La section canadienne de Médecins sans frontières (MSF) reconnaît faire face à un problème de « racisme structurel » qui mine l’ensemble de l’organisation internationale, et dit vouloir intensifier ses efforts pour en venir à bout.

Son directeur général, Joe Belliveau, a indiqué en entrevue à La Presse mardi qu’il espérait « utiliser le momentum » créé par le mouvement Black Lives Matter pour « accélérer » les réformes requises et sensibiliser le personnel en place à l’importance du problème.

Les employés « n’ont pas tous le même niveau de compréhension de la manière dont des personnes subissent de la discrimination dans l’organisation », a indiqué M. Belliveau, en précisant que le racisme est « antinomique » aux valeurs de MSF.

Le gestionnaire a souligné que d’importantes mesures avaient déjà été instaurées au cours des dernières années pour améliorer les politiques de recrutement et assurer une plus grande diversité au sein de la direction.

Un mécanisme a par ailleurs été mis en place pour assurer un traitement efficace des plaintes pour discrimination et abus de pouvoir, a dit M. Belliveau.

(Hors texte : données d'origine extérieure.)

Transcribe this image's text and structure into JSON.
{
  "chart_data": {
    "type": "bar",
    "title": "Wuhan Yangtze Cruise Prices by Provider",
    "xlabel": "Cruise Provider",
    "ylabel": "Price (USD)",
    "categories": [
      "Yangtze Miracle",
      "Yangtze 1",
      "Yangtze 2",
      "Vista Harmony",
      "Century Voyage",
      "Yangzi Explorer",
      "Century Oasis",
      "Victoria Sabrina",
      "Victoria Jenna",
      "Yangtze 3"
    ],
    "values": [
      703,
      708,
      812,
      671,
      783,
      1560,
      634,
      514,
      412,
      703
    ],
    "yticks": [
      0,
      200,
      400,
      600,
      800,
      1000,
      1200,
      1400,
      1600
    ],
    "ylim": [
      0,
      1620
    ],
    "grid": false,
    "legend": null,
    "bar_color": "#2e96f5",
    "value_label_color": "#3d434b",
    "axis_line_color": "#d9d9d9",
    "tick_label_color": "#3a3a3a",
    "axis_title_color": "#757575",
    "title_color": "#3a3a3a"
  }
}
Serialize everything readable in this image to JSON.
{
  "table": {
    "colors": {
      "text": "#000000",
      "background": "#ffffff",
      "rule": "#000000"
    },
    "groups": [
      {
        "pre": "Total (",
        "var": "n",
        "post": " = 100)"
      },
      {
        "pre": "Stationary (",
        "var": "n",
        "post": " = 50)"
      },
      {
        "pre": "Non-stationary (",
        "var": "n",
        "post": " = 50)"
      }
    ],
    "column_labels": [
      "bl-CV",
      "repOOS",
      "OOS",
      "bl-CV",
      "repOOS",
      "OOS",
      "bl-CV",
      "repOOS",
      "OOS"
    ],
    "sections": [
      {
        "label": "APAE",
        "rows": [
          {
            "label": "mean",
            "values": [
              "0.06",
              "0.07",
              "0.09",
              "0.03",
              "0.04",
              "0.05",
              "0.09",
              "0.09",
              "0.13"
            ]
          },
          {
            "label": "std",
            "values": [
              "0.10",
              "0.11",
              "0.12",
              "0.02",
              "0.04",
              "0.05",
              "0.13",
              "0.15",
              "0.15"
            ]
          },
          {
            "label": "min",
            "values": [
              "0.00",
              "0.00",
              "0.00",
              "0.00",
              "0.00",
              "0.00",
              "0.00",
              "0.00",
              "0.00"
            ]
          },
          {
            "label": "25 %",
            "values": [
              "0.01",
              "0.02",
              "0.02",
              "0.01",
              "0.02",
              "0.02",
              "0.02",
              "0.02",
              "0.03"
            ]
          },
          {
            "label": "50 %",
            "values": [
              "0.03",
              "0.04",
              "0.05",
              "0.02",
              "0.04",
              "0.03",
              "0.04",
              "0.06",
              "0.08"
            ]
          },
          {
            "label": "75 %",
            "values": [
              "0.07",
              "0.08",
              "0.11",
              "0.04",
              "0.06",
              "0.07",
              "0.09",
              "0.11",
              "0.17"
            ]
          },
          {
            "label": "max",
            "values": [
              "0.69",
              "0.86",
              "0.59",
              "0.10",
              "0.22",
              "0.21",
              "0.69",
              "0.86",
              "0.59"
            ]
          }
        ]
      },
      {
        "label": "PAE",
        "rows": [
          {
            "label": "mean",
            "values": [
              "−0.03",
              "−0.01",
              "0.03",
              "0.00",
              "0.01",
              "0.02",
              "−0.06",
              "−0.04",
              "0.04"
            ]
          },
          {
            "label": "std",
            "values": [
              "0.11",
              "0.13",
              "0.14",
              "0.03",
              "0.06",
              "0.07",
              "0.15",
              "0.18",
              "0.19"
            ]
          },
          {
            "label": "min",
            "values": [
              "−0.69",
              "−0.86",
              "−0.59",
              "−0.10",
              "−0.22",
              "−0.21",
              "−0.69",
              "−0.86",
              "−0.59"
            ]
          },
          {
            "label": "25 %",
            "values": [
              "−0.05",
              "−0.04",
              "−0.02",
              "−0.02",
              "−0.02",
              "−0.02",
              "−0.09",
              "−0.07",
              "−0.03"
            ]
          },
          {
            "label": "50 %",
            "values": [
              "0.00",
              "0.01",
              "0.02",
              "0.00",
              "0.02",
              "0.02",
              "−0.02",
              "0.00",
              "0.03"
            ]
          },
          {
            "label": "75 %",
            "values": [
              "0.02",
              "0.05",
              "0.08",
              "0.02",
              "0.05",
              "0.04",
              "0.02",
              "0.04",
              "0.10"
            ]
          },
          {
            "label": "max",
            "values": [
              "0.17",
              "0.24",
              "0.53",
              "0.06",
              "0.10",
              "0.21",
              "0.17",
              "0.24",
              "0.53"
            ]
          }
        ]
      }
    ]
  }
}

MSF Canada, qui compte une centaine d’employés, dit avoir reçu six plaintes depuis 2018, mais se disait incapable mercredi de préciser combien ont pu mener à des sanctions. Cinq ont donné lieu à une enquête.

Plusieurs autres sections indépendantes de MSF, qui en compte 24 au total, ont affirmé au cours des derniers jours leur volonté de se réformer, faisant écho à de vives préoccupations exprimées par un millier d’employés et d’ex-employés de l’organisation dans une lettre interne révélée par The Guardian.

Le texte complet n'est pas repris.